From the results, we can see that these two approaches give similar results (both have slopes of ~1 when regressed with ‘true’ values). As for phylogenetic diversity, what we care is the relative values comparing with other communities in most cases. Therefore, the slopes, instead of the absolute differences between estimated values and ‘true’ values (histograms in Fig. 1 A-C), are the most important thing. These results suggested that the current approach (inclusive) to graft species to non-monophyletic group works well and there is no significant benefit gained with the largest cluster approach.

Therefore, I decided to not implement the second option in the main branch to make it simpler for users.

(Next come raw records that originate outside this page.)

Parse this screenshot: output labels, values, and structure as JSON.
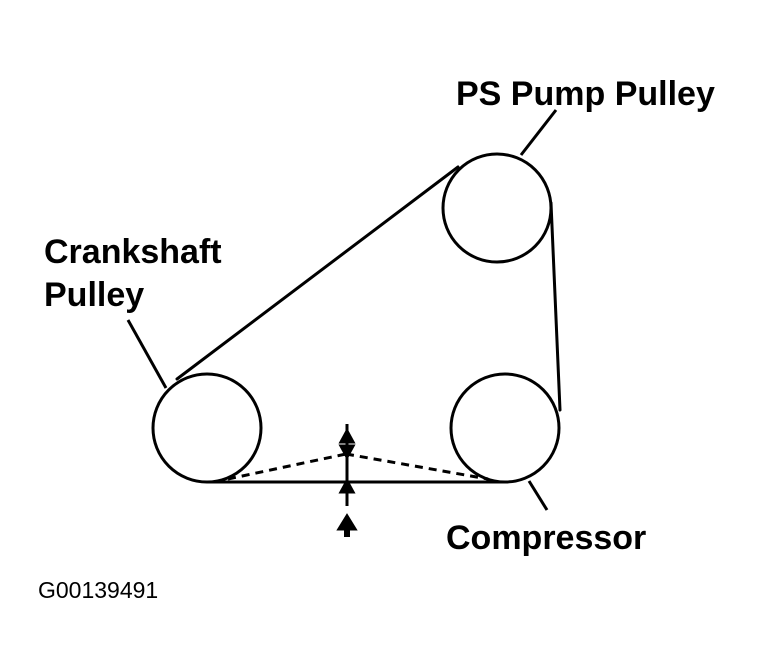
{
  "labels": {
    "ps_pump_pulley": "PS Pump Pulley",
    "crankshaft_pulley_line1": "Crankshaft",
    "crankshaft_pulley_line2": "Pulley",
    "compressor": "Compressor"
  },
  "figure_code": "G00139491",
  "colors": {
    "ink": "#000000",
    "background": "#ffffff"
  }
}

Effects of different approches to graft species to non-monophyletic genera on phylogenetic diversity. Black dashed lines represent 1-to-1 relationships (intercept = 0, slope = 1). These results suggested that the current approach (inclusive) to graft species to non-monophyletic group works well and there is no significant benefit gained with the largest cluster approach.

Effects of different approches to graft species to non-monophyletic genera on phylogenetic diversity. Black dashed lines represent 1-to-1 relationships (intercept = 0, slope = 1). These results suggested that the current approach (inclusive) to graft species to non-monophyletic group works well and there is no significant benefit gained with the largest cluster approach.